BILL MOYERS: What I take away from Jane Mayer's book, DARK MONEY and from your report, THE BILLIONAIRE BEHIND EFFORTS TO KILL THE U.S. POSTAL SERVICE is that it was a well-coordinated and a well-financed movement to try to turn much of the American government over to private, for-profit organizations, corporations in particular.
LISA GRAVES: What's really surprising in a way about the way they were able to construct this was that, if you recall, during the Bush administration, the economy had crashed in a cascade leading up to a massive financial crisis in September of 2008. And at that time, there was a clamoring for controls on Wall Street, for efforts to rein Wall Street in, because it had really gambled extensively. And so there was a push for reform. And Obama won in part based on his desire to redress Wall Street. To hold these companies accountable, to rebuild our economy. And what Charles Koch and his operations were able to do was to turn the anger from Wall Street toward the government, to blame the government for that crisis, rather than to blame the big banks. Americans for Prosperity lobbied extensively against the financial reform package that the Democrats were trying to put through in Congress to try to prevent another meltdown like that from happening again.
BILL MOYERS: At the risk of repeating myself, let me sum up. It's no longer just Koch's cause- shutting down the Postal Service, privatizing it, eliminating universal service. These have become open Republican priorities, right?
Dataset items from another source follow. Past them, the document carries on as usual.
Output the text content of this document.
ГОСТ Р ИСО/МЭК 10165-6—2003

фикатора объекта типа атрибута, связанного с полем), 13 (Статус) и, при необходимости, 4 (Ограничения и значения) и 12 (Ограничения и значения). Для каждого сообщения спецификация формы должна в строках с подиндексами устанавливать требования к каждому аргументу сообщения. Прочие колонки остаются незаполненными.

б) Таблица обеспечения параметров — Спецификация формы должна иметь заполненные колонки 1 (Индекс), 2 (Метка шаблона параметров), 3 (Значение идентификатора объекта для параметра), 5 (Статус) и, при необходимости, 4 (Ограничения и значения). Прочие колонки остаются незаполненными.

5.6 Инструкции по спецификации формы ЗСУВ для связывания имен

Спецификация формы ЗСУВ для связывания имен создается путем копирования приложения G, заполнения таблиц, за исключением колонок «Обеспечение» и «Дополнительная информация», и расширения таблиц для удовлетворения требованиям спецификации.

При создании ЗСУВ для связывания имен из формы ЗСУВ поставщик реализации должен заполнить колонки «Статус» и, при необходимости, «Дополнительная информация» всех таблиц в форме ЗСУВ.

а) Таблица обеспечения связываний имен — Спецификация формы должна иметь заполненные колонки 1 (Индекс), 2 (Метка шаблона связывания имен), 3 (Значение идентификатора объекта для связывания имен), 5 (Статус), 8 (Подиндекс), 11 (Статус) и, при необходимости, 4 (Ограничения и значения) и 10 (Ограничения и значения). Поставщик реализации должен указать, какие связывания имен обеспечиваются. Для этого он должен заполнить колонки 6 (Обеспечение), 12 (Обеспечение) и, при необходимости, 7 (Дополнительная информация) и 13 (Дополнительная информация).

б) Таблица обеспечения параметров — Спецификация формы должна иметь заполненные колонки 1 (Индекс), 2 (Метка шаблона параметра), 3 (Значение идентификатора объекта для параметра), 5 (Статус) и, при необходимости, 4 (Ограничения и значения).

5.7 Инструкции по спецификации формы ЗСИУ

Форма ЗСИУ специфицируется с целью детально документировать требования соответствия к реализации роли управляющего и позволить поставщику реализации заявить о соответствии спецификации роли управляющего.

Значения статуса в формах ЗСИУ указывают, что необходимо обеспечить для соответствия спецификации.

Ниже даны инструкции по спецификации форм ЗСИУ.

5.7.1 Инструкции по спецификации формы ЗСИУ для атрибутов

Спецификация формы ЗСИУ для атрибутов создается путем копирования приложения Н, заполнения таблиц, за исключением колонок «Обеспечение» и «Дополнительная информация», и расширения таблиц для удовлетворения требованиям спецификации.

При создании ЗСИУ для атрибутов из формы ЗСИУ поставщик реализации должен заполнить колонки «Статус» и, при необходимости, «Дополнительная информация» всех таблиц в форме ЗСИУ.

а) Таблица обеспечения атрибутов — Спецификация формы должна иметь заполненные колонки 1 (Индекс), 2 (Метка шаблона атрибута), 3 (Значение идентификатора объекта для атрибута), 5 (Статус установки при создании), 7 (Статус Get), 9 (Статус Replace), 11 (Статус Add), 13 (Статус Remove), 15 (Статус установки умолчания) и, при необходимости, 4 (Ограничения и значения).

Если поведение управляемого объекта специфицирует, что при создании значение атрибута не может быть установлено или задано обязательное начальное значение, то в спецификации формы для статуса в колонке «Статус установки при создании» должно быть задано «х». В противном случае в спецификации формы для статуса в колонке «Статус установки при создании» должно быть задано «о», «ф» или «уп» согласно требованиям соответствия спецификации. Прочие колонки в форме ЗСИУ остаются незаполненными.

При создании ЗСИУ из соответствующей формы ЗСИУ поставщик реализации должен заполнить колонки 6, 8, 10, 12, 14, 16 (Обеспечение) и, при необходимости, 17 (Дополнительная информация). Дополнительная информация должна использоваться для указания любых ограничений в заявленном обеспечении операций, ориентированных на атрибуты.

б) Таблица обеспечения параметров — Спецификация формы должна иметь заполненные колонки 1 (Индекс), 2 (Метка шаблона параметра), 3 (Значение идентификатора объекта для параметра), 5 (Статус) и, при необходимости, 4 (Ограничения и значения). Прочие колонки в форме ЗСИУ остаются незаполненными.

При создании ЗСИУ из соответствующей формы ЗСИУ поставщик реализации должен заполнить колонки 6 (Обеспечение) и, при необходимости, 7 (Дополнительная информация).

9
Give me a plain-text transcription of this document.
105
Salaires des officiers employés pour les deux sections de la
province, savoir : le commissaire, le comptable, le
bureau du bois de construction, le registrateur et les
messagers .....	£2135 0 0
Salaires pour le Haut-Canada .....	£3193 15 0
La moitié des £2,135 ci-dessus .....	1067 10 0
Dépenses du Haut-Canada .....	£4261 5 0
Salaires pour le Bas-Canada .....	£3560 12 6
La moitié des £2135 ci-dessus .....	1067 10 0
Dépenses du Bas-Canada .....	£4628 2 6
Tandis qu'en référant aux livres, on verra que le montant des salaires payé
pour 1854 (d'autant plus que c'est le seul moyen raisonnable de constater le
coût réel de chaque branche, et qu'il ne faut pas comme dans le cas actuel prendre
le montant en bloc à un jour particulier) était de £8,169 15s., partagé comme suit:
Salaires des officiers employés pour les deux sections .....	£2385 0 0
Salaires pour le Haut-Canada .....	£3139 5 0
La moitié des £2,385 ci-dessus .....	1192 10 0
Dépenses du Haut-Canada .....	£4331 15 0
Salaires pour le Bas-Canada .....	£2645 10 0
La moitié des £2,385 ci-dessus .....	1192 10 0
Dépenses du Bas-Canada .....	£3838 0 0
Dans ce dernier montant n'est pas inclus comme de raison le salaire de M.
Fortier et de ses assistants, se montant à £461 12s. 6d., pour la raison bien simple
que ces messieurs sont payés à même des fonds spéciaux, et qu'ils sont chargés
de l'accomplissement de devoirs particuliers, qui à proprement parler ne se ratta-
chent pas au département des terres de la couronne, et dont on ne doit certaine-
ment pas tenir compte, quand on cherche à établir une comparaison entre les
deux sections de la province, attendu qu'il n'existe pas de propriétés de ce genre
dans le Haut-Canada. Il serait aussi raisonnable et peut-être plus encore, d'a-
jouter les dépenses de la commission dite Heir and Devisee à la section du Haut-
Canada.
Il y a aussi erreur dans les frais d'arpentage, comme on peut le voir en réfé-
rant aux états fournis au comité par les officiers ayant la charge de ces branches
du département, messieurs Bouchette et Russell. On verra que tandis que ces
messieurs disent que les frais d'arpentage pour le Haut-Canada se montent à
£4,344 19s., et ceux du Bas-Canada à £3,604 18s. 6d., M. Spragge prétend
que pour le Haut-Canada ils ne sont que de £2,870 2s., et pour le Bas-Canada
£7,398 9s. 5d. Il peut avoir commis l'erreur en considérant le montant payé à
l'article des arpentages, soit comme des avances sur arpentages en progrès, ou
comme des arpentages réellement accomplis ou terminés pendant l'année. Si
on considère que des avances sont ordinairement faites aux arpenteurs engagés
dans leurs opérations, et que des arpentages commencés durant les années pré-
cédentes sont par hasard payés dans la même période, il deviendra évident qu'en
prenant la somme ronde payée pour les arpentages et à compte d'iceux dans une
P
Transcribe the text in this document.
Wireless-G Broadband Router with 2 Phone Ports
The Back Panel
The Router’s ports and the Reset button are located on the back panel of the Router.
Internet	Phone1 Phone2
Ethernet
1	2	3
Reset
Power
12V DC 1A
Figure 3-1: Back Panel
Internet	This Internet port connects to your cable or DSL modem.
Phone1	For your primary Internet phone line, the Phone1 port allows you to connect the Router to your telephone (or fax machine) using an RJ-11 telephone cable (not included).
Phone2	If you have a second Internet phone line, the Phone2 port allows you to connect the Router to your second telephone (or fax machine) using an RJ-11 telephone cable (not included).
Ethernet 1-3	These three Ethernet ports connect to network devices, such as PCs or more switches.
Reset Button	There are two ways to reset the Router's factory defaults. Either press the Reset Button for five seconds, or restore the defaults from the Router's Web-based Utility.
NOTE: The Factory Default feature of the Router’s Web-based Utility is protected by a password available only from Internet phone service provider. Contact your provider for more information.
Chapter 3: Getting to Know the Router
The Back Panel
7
LISA GRAVES: Yes. Open in the sense that you can see the obstruction happening. The Senate under Mitch McConnell has refused to take action to provide funding. There's this force for privatization. And in fact, Charles Koch's Americans for Prosperity has been running ads this summer against senators to urge them not to provide funding for the Postal Service. But at the same time, you have these predatory capitalists who would be eager to have the Postal Service fail and have the profitable lines to go to private businesses.